The pursuer appealed, and argued—The Sheriff-Substitute was wrong. The statute of 42 Geo. III. cap. 119, sec. 2, did not apply to Scotland, and even if it did the Court would entertain such an action as the present, where the defender admitted that the ticket No. 160 was the winning number in the lottery ( vide Graham v. Pollok, Feb. 5, 1848, 10 D. 646; Calder v. Stevens, July 20, 1871, 9 Macph. 1074). The Court was only called on to stop a dishonest course of action ( vide M'Allister v. Douglas, March 20, 1878, 5 R. 30).

The defender argued—The Sheriff-Substitute was right in dismissing the action. It was a rule of common law, quite apart from statute, that the Court should not be diverted from serious and important business by entertaining such cases— Foulds v. Thomson, June 10, 1857, 19 D. 803.

At advising—

Judgment:

Lord Young—I am of opinion that the Sheriff-Substitute's judgment is right here, and I think it proper to state that I do not accept the suggestion made that the defender is acting dishonestly in this case, which, in any other point of view than a legal one, a man would be who exposed an article to be competed for, and then after getting the money for the entries refused to give it up, because he explains to us on record that he has no objection to give up the pony to the holder of the winning ticket as soon as the parties settle amongst each other who that person is, though at the same time he suggests that this is not a suitable tribunal for trying the dispute, because the Queen's courts do not exist for settling disputes as to who is the drawer of the ticket and entitled to the prize. I call this a suggestion for the Court, because I should have stated it myself as a reason why such a dispute should not come up for trial here. I am of opinion that neither the Sheriff nor this Court has been in the habit of entertaining, or will entertain, an action of this kind. I do not entertain any opinion on the question whether a lottery for pictures or a pony is illegal in the sense of punishable, or that it is competent to put a stop to such by interdict as contra bonos mores, although, as your Lordship has said, it is familiar to those who are concerned with the administration of the Crown law of this country that the Sheriffs and procurators-fiscal are instructed to protect the public by putting a stop to such lotteries.
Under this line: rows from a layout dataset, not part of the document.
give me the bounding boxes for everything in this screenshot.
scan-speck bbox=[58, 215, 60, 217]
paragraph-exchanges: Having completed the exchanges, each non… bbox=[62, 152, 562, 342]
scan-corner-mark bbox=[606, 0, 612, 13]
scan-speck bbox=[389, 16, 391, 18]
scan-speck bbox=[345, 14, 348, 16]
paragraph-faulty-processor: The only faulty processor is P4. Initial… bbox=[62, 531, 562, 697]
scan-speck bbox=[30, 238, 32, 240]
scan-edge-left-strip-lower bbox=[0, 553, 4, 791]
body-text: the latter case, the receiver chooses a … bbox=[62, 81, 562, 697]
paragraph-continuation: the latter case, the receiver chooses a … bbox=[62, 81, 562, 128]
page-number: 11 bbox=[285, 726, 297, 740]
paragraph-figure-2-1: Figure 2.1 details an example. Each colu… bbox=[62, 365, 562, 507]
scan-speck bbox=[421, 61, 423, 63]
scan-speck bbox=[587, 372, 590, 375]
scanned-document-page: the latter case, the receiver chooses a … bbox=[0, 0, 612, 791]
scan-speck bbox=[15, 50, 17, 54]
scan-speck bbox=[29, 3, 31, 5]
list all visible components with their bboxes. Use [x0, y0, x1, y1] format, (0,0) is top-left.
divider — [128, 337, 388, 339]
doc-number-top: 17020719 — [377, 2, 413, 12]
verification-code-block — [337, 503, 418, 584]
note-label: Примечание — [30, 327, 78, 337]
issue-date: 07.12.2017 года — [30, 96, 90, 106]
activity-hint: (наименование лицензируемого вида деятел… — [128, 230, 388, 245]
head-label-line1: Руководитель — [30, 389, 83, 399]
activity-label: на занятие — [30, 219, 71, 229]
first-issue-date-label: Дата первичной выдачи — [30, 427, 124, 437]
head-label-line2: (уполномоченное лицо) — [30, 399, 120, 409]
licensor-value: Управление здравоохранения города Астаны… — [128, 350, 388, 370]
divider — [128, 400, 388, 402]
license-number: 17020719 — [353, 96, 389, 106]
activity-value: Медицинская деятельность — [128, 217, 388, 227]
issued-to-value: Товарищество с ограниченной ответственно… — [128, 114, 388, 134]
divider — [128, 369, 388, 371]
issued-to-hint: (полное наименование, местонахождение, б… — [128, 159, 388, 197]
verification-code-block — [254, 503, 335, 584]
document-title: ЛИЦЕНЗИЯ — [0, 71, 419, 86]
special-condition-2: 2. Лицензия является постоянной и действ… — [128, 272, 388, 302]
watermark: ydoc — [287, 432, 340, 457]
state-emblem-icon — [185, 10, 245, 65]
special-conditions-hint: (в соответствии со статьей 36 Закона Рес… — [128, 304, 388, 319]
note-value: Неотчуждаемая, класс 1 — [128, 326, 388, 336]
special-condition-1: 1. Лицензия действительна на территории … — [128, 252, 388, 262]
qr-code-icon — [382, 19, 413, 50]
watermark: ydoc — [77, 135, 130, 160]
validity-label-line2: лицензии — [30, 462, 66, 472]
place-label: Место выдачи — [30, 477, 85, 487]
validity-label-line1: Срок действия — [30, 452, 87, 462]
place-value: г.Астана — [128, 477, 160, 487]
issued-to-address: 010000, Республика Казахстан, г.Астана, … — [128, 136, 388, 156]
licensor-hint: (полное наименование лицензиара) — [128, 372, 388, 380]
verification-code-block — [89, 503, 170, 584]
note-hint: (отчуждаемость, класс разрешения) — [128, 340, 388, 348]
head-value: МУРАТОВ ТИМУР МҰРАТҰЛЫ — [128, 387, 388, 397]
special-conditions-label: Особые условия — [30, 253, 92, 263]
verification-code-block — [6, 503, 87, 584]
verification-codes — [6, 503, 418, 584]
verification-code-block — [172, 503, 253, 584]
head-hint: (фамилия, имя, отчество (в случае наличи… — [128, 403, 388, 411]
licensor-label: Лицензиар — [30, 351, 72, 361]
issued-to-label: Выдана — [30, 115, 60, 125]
I know that there are various opinions on this question, and therefore in giving my opinion here against this lottery I merely give it to this extent, that an action founded on it as medium concludendi cannot be sustained here or in the Sheriff Court.

Lord Adam concurred.

Lord Justice-Clerk—I am not sure that it is merely a question as to whether this is a case which can be competently heard in this Court. But I am clearly of opinion that it is a contract not only not lawful, but also one which this Court will not entertain, and there is plenty of authority on the point.

The Court therefore sustained the judgment and dismissed the appeal.

Counsel:

Counsel for Appellant— Rhind. Agent— James Andrews, L.A.

Counsel for Respondent— Campbell Smith. Agent— David Forsyth, S.S.C.